I'm nearly certain this works on x86 because x86 can do atomic unaligned writes, which is basically the same as byte-level atomic writes.  I really couldn't say about other CPUs though.  I'd like to believe it's possible, but don't have data to back it up.  Might be worth looking at Joe Seigh's atomics library and seeing if it offers atomic ops at byte-level granularity.
January 27, 2010
On Wed, Jan 27, 2010 at 10:10 AM, Andrei Alexandrescu <andrei at erdani.com>wrote:

> Hello,
>
>
> I'm looking _hard data_ on how today's processors address word tearing. As usual, googling for word tearing yields the usual mix of vague information, folklore, and opinionated newsgroup discussions.
>
> In particular:
>
> a) Can we assume that all or most of today's processors are able to write memory at byte level?
>
> b) If not, is it reasonable to have the compiler insert for sub-word shared assignments a call to a function that avoids word tearing by means of a CAS loop?
>
> c) For 64-bit data (long and double), am I right in assuming that all non-ancient Intel32 processors do offer a means to atomically assign 64-bit data? (What are those asm instructions?) For processors that don't (Intel or not), can we/should we guarantee at the language level that 64-bit writes are atomic? We could effect that by using e.g. a federation of hashed locks, or even (gasp!) two global locks, one for long and one for double, and do something cleverer when public outrage puts our lives in danger.
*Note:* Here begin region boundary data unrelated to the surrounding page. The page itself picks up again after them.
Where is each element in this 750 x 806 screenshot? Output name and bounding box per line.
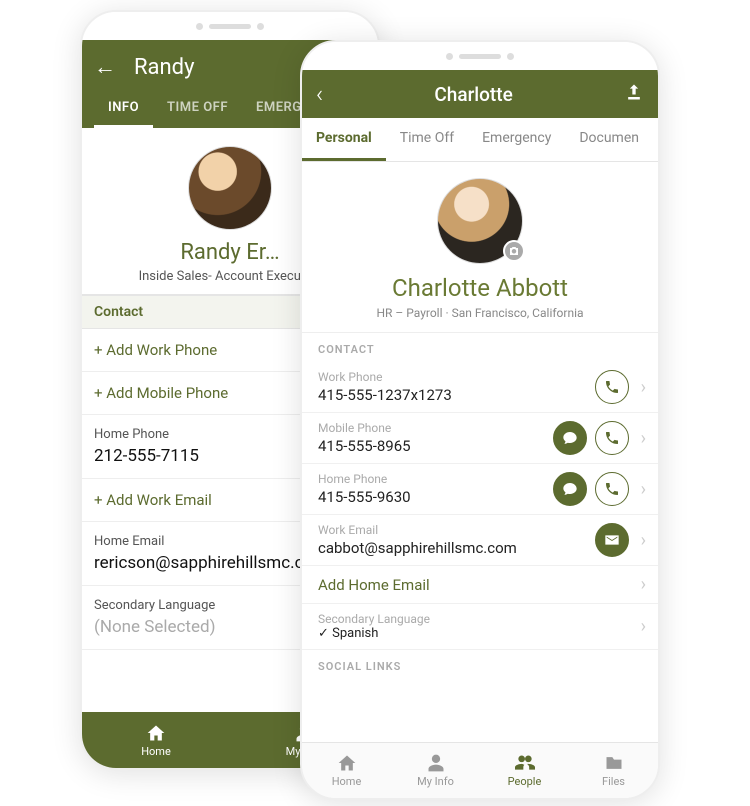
- secondary-language-row[interactable]: Secondary Language ✓ Spanish ›: [302, 604, 658, 650]
- phone-notch: [82, 12, 378, 40]
- chat-icon: [562, 481, 578, 497]
- section-header-contact: CONTACT: [302, 333, 658, 362]
- nav-my-info[interactable]: My Info: [391, 743, 480, 798]
- mobile-phone-row[interactable]: Mobile Phone 415-555-8965 ›: [302, 413, 658, 464]
- nav-files-label: Files: [602, 775, 625, 788]
- chevron-right-icon: ›: [637, 428, 648, 449]
- phone-right: ‹ Charlotte Personal Time Off Emergency …: [300, 40, 660, 800]
- home-phone-row[interactable]: Home Phone 415-555-9630 ›: [302, 464, 658, 515]
- tab-emergency[interactable]: Emergency: [468, 118, 565, 161]
- tab-documents[interactable]: Documen: [565, 118, 653, 161]
- chevron-right-icon: ›: [637, 616, 648, 637]
- add-home-email-label: Add Home Email: [318, 576, 629, 594]
- share-icon[interactable]: [624, 82, 644, 107]
- tab-personal[interactable]: Personal: [302, 118, 386, 161]
- page-title: Randy: [134, 55, 195, 80]
- tab-time-off[interactable]: TIME OFF: [153, 90, 242, 128]
- email-button[interactable]: [595, 523, 629, 557]
- section-header-social: SOCIAL LINKS: [302, 650, 658, 679]
- call-button[interactable]: [595, 472, 629, 506]
- call-button[interactable]: [595, 370, 629, 404]
- work-email-value: cabbot@sapphirehillsmc.com: [318, 539, 587, 557]
- home-phone-label: Home Phone: [318, 472, 545, 486]
- folder-icon: [604, 753, 624, 773]
- message-button[interactable]: [553, 472, 587, 506]
- header-bar: ‹ Charlotte: [302, 70, 658, 118]
- call-button[interactable]: [595, 421, 629, 455]
- chevron-right-icon: ›: [637, 479, 648, 500]
- people-icon: [515, 753, 535, 773]
- nav-home[interactable]: Home: [82, 712, 230, 768]
- secondary-language-value: Spanish: [332, 626, 378, 641]
- chevron-right-icon: ›: [637, 377, 648, 398]
- mobile-phone-value: 415-555-8965: [318, 437, 545, 455]
- add-home-email[interactable]: Add Home Email ›: [302, 566, 658, 604]
- bottom-nav: Home My Info People Files: [302, 742, 658, 798]
- camera-icon[interactable]: [503, 240, 525, 262]
- mobile-phone-label: Mobile Phone: [318, 421, 545, 435]
- tab-time-off[interactable]: Time Off: [386, 118, 468, 161]
- nav-home[interactable]: Home: [302, 743, 391, 798]
- phone-icon: [604, 481, 620, 497]
- home-icon: [337, 753, 357, 773]
- nav-home-label: Home: [141, 745, 171, 758]
- chat-icon: [562, 430, 578, 446]
- nav-files[interactable]: Files: [569, 743, 658, 798]
- work-phone-value: 415-555-1237x1273: [318, 386, 587, 404]
- avatar[interactable]: [188, 146, 272, 230]
- chevron-right-icon: ›: [637, 530, 648, 551]
- profile-card: Charlotte Abbott HR – Payroll · San Fran…: [302, 162, 658, 333]
- user-icon: [426, 753, 446, 773]
- profile-name: Charlotte Abbott: [302, 274, 658, 302]
- work-email-label: Work Email: [318, 523, 587, 537]
- profile-subtitle: HR – Payroll · San Francisco, California: [302, 306, 658, 320]
- work-phone-label: Work Phone: [318, 370, 587, 384]
- message-button[interactable]: [553, 421, 587, 455]
- chevron-right-icon: ›: [637, 574, 648, 595]
- phone-icon: [604, 379, 620, 395]
- phone-icon: [604, 430, 620, 446]
- secondary-language-label: Secondary Language: [318, 612, 629, 626]
- mail-icon: [604, 532, 620, 548]
- work-email-row[interactable]: Work Email cabbot@sapphirehillsmc.com ›: [302, 515, 658, 566]
- tab-info[interactable]: INFO: [94, 90, 153, 128]
- home-phone-value: 415-555-9630: [318, 488, 545, 506]
- back-icon[interactable]: ←: [94, 54, 116, 80]
- nav-home-label: Home: [332, 775, 362, 788]
- nav-people-label: People: [508, 775, 542, 788]
- home-icon: [146, 723, 166, 743]
- nav-my-info-label: My Info: [417, 775, 454, 788]
- back-icon[interactable]: ‹: [316, 80, 323, 108]
- phone-notch: [302, 42, 658, 70]
- tabs: Personal Time Off Emergency Documen: [302, 118, 658, 162]
- work-phone-row[interactable]: Work Phone 415-555-1237x1273 ›: [302, 362, 658, 413]
- page-title: Charlotte: [323, 83, 624, 106]
- nav-people[interactable]: People: [480, 743, 569, 798]
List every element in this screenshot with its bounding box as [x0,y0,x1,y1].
Java guarantees atomic assignment for volatile data, but I'm not sure what mechanisms implementations use.
>
>
> Thanks,
>
> Andrei
> _______________________________________________
> dmd-concurrency mailing list
> dmd-concurrency at puremagic.com
> http://lists.puremagic.com/mailman/listinfo/dmd-concurrency


In my previous response, I got side tracked into thinking about how to protect arbitrary ranges of memory, e.g. whole shared objects.  Rereading this, I realized you're only asking about word tearing.

If I was making this choice, I would probably just use direct atomic ops for fields that had atomicity guarantees and a global spinlock for operations on fields that didn't have atomicity guarantees on that platform.

>From Robert Jacques recent message, it looks like intel and others are
moving in the direction of making more things atomic that weren't, and that recent processors handle all the normal cases.  If so, no point in architecting a solution for the various cases that won't matter for long.